Again, the dial spun, and he watched it intently, hardly able to breathe.
It beeped again, sharp and insistent, and a sudden giddiness bubbled in his stomach, excitement surging through his veins strong enough to banish any remnants of terror.
He squeezed his hand to activate his wavelink, and shouted, “Istvay! We were right! There’s a life form down here!”
He could picture the look on their face, resignation mixed with cautious excitement, but he couldn’t focus on it at the moment, because his whole attention was glued to the sensor.
“Aran, listen. You need to start back up.” Istvay sounded distinctly uneasy. “I’m getting some readings—”
“Yeah, I’ll be up in a sec,” Aran murmured.
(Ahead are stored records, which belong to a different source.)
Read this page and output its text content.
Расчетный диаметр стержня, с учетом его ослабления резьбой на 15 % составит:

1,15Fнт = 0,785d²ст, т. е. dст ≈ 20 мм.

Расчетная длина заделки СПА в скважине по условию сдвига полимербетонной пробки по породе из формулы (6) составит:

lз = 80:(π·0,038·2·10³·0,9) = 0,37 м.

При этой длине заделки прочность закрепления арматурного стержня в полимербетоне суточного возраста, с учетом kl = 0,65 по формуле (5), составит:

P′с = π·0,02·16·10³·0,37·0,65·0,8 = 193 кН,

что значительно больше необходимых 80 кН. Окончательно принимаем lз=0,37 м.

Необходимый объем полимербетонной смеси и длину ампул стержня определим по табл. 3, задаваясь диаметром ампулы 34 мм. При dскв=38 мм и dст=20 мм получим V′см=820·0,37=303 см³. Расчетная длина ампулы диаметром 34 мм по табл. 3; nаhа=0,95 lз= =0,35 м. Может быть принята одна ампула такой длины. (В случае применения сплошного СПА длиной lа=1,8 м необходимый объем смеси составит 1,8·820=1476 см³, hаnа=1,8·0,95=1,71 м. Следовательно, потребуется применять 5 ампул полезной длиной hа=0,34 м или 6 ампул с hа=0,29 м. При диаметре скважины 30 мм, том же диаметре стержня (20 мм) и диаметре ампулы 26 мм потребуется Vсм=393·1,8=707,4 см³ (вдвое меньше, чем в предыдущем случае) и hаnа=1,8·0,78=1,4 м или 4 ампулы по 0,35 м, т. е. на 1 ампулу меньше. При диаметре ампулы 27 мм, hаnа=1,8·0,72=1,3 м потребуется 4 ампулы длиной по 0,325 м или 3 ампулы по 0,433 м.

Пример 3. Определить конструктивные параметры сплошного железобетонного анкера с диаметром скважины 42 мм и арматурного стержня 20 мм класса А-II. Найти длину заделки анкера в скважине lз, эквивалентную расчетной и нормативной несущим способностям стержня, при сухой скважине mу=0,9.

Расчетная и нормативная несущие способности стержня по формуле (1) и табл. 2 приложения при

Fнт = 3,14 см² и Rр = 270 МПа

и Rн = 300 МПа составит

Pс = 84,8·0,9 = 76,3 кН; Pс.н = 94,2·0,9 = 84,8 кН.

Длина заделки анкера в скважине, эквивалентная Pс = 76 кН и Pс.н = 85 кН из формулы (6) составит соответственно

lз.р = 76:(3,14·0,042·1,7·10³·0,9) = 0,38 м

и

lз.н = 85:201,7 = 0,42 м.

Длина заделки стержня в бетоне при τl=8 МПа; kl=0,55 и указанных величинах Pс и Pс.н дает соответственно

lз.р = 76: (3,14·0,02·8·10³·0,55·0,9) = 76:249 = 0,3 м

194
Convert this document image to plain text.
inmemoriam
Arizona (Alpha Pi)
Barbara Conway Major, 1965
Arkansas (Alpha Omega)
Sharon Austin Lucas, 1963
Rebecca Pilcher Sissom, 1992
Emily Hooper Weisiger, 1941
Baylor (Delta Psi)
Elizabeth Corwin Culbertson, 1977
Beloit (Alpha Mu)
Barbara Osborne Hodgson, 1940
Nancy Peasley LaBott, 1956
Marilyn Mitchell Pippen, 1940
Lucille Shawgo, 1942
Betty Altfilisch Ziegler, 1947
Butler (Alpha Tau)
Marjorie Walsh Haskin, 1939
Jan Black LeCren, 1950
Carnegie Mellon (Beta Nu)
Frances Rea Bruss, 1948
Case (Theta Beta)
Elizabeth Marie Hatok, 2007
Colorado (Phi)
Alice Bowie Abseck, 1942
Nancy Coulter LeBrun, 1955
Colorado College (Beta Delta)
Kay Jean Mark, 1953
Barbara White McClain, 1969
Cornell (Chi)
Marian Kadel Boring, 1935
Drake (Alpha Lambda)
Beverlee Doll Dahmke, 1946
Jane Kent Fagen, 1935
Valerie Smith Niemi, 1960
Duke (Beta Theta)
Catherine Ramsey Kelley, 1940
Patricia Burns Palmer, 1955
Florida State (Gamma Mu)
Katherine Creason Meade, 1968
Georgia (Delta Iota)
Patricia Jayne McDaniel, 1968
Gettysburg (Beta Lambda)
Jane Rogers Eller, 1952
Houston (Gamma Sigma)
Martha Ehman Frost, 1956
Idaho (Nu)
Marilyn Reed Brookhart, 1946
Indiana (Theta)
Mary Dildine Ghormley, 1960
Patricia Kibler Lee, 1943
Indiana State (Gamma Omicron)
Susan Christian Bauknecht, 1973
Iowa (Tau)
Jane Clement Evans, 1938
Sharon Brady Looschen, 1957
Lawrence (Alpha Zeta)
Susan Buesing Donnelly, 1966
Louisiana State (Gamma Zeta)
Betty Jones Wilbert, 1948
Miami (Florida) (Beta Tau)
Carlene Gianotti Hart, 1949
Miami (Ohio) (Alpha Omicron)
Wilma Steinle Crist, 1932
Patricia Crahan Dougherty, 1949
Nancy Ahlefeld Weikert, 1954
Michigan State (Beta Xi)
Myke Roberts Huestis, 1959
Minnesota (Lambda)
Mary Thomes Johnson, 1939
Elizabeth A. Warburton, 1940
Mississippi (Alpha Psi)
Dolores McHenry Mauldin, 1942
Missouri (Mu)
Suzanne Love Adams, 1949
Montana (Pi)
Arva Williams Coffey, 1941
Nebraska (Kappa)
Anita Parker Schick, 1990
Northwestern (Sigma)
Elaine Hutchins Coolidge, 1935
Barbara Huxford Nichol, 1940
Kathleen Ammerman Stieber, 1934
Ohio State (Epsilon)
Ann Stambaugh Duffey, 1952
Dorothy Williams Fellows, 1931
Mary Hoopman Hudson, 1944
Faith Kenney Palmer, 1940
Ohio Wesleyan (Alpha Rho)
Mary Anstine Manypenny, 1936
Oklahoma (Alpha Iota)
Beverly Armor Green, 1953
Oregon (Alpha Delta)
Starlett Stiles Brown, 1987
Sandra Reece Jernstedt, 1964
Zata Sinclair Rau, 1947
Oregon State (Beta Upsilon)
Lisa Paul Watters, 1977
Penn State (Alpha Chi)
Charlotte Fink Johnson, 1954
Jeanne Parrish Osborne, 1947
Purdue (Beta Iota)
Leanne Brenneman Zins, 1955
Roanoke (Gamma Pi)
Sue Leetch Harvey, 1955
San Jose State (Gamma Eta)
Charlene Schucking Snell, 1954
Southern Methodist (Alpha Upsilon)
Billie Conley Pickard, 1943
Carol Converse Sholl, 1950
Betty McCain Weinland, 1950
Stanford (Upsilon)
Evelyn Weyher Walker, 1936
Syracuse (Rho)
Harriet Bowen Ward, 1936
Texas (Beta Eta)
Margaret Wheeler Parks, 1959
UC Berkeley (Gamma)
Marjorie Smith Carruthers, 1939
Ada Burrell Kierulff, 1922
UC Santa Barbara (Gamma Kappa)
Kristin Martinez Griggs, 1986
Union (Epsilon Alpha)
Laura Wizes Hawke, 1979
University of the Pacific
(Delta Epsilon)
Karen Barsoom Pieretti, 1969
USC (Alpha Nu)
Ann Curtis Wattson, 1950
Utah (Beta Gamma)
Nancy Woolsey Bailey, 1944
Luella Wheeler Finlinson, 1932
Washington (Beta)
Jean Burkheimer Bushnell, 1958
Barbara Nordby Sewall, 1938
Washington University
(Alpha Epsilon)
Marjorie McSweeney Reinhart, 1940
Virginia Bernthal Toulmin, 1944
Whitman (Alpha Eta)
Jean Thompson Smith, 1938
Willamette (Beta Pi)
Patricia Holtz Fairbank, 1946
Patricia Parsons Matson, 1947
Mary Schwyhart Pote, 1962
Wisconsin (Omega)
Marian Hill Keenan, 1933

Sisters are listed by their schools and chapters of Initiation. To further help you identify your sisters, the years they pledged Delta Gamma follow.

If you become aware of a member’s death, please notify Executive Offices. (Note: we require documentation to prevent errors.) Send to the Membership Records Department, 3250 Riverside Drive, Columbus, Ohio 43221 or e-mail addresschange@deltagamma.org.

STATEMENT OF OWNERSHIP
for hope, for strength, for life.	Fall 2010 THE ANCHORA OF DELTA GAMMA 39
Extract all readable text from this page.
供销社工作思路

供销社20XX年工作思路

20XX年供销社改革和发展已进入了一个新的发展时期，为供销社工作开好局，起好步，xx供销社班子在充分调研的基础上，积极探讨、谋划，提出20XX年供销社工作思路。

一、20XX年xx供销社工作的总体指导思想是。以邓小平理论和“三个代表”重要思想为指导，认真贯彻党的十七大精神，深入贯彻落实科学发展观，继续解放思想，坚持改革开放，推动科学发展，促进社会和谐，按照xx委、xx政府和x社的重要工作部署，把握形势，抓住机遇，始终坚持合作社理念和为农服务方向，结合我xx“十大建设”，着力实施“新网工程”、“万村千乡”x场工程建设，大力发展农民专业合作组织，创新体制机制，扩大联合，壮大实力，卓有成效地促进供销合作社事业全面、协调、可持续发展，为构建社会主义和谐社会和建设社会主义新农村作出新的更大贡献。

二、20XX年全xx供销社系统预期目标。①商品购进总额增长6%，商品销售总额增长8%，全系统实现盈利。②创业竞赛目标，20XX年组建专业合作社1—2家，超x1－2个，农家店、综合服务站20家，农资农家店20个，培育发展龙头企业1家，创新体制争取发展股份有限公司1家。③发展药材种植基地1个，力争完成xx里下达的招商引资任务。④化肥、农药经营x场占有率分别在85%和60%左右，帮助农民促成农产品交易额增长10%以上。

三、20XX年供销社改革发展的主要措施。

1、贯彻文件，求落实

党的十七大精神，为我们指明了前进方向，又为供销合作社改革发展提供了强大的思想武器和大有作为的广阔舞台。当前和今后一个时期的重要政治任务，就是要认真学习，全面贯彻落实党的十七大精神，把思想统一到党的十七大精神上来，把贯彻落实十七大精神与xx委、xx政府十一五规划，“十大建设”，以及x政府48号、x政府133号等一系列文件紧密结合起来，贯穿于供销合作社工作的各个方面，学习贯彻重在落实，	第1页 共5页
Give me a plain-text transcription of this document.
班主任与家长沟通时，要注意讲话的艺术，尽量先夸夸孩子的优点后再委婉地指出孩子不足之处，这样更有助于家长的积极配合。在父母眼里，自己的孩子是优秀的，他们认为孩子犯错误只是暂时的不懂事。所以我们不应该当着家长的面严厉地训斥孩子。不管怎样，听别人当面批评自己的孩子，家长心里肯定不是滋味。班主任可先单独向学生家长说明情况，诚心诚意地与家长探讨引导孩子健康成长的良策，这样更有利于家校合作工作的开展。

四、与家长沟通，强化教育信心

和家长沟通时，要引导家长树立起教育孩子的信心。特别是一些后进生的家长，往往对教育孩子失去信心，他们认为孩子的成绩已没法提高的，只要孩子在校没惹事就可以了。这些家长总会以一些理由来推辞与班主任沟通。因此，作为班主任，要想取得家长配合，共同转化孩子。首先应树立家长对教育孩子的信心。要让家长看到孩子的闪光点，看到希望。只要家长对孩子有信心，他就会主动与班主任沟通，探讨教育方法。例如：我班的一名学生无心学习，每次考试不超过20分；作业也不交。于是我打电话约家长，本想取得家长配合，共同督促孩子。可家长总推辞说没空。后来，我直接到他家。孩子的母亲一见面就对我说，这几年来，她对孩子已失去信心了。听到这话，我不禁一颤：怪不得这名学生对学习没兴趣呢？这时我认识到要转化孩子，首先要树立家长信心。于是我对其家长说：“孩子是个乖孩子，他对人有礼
He recalibrated the sensor to a more responsive setting, his hands trembling with excitement, every trace of his earlier terror now forgotten.
The dial’s rotation was absurdly slow, but he hardly cared, lightheaded with exhilaration.
And then it beeped again, and he brought it close to his face, peering at the screen through the foggy miasma of the volcanic gases. He squinted, heart pounding quick and uneven.
Was he reading it wrong? Was it—could it possibly be—
“Aran!”
“Just a second.” He rubbed the sensor’s screen against his leg and looked closer.
No. He hadn’t misread it.
He could hardly breathe.
“It’s not something living in the volcano,” he called, voice hoarse with excitement.
“For hell’s sake, you can tell me about it when you’re back on solid ground! There’s something going on with the atmospheric pressure, and it’s sending the readings I’m getting from the volcano off the charts—” Istvay’s voice was sharp with worry.
Aran felt a momentary pang of guilt, but it was quickly subsumed by elation.
“That’s the thing—it is the volcano. You know all those stories about this place? They make sense now! Whatever this thing is, it’s alive!”
He was grinning so wide it hurt.
Beneath him, the molten rock—or whatever it was—gurgled restlessly, another sluggish bubble rising on the surface and popping with a loud, prolonged belch, caustic steam spraying from it like a cloud of smoke.
Well, if smoke would take the meat from your bones in three point two seconds.
He reached back and grabbed one of Ani’s tentacles in delirious excitement. “We did it, girl! We did it! We were right!”